Lately as I work on the sketches for BURIED I’m struck by the sheer volume of sun-worship and sacrifice across cultures. Growing up going to Sunday school gave me a disconcerting familiarity to Judeo-Christian sacrifice—of course lambs and first born sons should be slaughtered on altars to appease [the sun] god!—but somehow it’s never really sunk in that this tradition is true for every other religion. Building by building, city by city, the Maya, Inca, Aztec and Mississippi peoples all oriented their architecture towards celestial events as places of sacrifice. The sun rises behind this temple, venus rises in front of that one, and in the case of the Mayan Kukulcan Temple in Chichen Itza, a hand clap directed towards the stairs will echo back as the call of the quetzal bird, the embodiment of Kukulcan himself:
For as long as there has been religion priests have used these kinds of special effects and hocus pocus to validate their tribute demands from their people. This application of astronomy and architecture doesn’t prove or disprove anything about the existence of god, of course, but what amazes me is just how similar the ideas are across all cultures around the world. Wrong or right, religion of any kind does make us feel part of a bigger picture, and if we link ourselves to things beyond our control then we have relief from and less responsibility for our own destiny. I know nothing has really changed—the U.S. Capitol in Washington D.C. lines up with the sunrise, too (implying a great deal about the religion of capitalism, no?)—but it seems like maybe once upon a time someone out there would have had different ideas.

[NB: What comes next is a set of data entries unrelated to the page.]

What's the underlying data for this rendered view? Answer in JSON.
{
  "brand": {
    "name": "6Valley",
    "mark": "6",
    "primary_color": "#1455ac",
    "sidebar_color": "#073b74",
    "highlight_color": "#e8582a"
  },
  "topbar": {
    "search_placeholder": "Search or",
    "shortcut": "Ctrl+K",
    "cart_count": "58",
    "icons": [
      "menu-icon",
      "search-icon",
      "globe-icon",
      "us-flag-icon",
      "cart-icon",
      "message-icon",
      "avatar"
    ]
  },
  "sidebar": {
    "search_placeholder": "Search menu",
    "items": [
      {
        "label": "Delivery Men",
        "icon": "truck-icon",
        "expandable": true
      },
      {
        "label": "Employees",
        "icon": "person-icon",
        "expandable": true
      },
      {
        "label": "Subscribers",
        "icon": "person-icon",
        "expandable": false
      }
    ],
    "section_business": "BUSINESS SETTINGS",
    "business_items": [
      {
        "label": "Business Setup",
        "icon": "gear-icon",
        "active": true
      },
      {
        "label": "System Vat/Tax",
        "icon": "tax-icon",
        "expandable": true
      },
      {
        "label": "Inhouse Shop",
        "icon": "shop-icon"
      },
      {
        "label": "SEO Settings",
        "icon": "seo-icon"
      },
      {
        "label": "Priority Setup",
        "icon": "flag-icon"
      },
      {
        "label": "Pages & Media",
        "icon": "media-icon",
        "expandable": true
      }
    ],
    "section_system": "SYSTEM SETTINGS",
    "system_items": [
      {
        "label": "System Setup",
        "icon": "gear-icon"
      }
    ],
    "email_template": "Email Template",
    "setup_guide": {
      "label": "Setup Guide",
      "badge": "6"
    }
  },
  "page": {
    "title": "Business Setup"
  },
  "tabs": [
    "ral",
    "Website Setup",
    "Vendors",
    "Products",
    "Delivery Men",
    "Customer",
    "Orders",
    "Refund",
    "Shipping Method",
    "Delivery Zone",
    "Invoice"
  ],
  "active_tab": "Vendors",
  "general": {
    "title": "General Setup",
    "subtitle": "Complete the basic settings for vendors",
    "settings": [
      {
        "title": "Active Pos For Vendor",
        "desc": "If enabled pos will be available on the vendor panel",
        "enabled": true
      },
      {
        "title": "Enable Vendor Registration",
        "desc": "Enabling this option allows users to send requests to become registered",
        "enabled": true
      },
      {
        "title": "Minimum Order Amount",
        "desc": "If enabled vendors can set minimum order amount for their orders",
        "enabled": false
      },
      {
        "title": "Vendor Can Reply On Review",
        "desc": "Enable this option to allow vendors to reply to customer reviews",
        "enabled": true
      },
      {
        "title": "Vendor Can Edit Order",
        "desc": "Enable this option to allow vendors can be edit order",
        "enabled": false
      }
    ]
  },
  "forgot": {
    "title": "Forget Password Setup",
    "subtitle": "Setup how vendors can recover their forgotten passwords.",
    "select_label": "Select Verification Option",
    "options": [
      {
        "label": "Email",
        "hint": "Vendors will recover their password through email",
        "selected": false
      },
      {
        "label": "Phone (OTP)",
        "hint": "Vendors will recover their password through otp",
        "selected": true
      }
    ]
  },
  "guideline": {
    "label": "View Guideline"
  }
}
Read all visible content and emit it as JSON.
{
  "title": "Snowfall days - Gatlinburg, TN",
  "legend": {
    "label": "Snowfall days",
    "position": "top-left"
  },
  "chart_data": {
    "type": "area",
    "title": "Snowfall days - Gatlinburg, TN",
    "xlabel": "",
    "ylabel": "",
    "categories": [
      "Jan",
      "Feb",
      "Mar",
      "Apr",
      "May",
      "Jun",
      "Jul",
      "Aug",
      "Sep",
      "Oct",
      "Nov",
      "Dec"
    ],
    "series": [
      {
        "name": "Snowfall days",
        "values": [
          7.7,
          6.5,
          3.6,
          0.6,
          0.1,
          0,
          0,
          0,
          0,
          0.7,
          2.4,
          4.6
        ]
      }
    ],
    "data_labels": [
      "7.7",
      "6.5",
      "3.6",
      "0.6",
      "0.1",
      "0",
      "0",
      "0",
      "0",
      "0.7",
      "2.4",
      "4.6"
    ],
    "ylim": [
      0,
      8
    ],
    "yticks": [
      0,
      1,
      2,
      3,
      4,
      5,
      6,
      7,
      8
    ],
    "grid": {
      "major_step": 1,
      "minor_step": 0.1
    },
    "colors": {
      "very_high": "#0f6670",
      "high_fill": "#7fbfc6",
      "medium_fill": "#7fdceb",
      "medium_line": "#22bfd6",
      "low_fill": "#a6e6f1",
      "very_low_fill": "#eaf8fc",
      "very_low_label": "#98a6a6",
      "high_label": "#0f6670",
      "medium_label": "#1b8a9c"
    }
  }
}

Or maybe they just had that guy killed?
On a completely different note, a little update on SHARK: I’ve finally purchased plane tickets to fly out and do some first-hand research this fall! Thanks to the enthusiasm and generosity of several scientists and Farallon experts in the Bay Area, I will be spending several days on the water in early October to witness great white shark tagging and get a water tour around the islands. My foul-weather gear is ready, and Dramamine is at the top of my packing list; fingers-crossed that the sharks put in an appearance while I’m there!
This Sunday found me at the Museum of Natural History in NYC drawing Mayan sculptures and pottery. After many days spent indoors working on my BURIED BENEATH US book I thought it would be fun and helpful to go get a look at some source material. At first glance the Central American wing is a little disappointing: it lacks the dioramas, reproduction clothing, educational videos and drawings curated for many of the other civilizations. But at closer look there’s much to see, and the time that I spent there gave me some new ideas for the book.
From the towering reproduction stelae (above) to the tiny figurines, the museum’s collection of Mayan figures wear a dizzying alphabet of marks and lines to describe their clothing, hair, and ornamentation. While this stylized short-hand doesn’t quite compute for modern viewers, it’s a terrific jumping off point for an illustrator. With my walnut ink washes and black line work I focused trying to draw “from the inside” of the figures, looking for gesture and anatomy within the different clay portraits:
My giant Moleskin gave me ample room to play, and I’m already looking forward to my return. In the meantime I may take a trip down to China Town to draw in the markets, the closest stand-in for village life that I can think of in New York City (but I’m open to suggestions!) In other news today I signed the gigantic beast that is my contract for SHARK. I’m a real author!! Huzzah for Macmillan!
This week I’ve been stalking the shelves of the New York Public Library for visual resources to start on roughs for BURIED BENEATH US. Yay! So far the most useful finds have been the Discovery School Social Studies DVDs, which are sort of a mediocre version of something you might see on the History Channel. The stiff acting, repeated footage, and discussion questions are bringing me back to 7th grade, but aside from some inner groaning they’ve been ever so helpful in giving me context for the four cultures the book will cover (Cahokia, Aztec, Maya, & Inca). This week I’ve also been scouting neighborhoods in Manhattan, Brooklyn, and Queens for our new apartment. Feel free to send good apartment vibes and leads our way for a June 1st move!